To hasten adoption in other jurisdictions, the ISSB also released a Jurisdictional Guide to help countries fully or partially adopt their standards. ISSB Chair Emmanuel Faber said, “From major economies to emerging markets, jurisdictions around the world such as Brazil, Costa Rica, Japan, Nigeria, and the UK are recognizing the value of the ISSB Standards.”

ISSB Interoperability

ISSB Chair Emmanuel Faber Alex Kraus/Getty Images

The ISSB has long sought to clarify the “alphabet soup” of ESG standards. Where it has not acquired and integrated other standards, it has been working towards “interoperability” with them. In just the last few weeks, the ISSB has made major interoperability announcements with both the Global Reporting Initiative (GRI) and the European Sustainability Reporting Standards (ESRS). 

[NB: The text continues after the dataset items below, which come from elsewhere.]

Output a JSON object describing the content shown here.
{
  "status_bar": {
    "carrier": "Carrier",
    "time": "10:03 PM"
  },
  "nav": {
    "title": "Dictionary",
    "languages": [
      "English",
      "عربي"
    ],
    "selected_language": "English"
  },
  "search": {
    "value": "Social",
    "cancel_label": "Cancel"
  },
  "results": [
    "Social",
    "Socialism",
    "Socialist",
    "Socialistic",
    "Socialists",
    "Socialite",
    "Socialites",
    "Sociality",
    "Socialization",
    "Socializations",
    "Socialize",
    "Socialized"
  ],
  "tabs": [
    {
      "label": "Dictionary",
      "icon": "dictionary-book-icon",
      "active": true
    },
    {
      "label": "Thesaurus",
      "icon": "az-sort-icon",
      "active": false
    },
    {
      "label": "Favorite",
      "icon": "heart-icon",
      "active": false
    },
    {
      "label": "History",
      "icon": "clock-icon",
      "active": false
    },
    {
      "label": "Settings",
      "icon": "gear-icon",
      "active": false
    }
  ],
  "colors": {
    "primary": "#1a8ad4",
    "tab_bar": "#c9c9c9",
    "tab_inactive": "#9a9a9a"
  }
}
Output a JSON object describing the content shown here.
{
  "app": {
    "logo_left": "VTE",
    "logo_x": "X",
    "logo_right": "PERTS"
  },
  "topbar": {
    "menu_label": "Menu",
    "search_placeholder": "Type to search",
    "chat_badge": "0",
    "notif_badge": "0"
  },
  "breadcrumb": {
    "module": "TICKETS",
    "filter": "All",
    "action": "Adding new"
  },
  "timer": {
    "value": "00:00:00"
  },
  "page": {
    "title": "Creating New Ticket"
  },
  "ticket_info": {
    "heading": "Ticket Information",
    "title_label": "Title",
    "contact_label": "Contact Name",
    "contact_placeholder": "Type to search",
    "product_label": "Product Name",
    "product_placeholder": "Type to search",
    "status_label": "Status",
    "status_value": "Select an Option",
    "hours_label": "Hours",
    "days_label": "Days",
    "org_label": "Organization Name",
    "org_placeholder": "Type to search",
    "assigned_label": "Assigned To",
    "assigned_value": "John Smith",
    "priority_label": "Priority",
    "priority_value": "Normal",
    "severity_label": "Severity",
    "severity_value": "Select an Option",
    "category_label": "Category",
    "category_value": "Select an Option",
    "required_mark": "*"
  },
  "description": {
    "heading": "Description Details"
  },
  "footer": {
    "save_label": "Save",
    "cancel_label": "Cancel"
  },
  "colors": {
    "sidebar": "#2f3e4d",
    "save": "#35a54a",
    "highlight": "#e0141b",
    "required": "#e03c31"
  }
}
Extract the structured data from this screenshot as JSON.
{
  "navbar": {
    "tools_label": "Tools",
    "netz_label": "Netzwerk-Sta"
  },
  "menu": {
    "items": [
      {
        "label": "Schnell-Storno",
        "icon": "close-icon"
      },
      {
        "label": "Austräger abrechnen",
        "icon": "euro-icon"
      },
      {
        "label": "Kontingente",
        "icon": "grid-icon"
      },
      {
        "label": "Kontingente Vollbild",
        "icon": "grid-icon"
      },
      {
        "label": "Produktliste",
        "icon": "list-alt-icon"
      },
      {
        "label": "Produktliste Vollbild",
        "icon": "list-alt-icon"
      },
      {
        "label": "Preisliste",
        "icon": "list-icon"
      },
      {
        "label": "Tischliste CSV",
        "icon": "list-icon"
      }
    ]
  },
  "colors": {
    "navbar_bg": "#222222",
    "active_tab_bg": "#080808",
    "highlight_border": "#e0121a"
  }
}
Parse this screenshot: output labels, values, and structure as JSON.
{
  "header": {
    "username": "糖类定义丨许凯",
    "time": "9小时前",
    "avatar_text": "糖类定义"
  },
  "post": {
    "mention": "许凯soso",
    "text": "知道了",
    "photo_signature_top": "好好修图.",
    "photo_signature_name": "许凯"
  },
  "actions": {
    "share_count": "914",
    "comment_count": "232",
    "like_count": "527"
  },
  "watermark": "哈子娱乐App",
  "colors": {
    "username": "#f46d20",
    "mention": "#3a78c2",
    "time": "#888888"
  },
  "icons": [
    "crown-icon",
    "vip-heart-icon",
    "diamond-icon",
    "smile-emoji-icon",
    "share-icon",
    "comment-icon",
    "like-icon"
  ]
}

Interoperability guidance with the European standards was released earlier this month, and this week, GRI and ISSB announced guidance to deliver “seamless sustainability reporting.” Chair of the IFRS Foundation Trustees Erkki Liikanen said, “Together, we can reduce duplication, fragmentation, and complexity in the sustainability disclosure landscape.”

While interoperability gains momentum, the world is still divided over the issue of materiality.  While the European Union and other jurisdictions have adopted a more expansive definition (“double materiality”) that includes issues that impact people and the planet, the ISSB standards would include only the ESG issues that are financially material for the reporting company.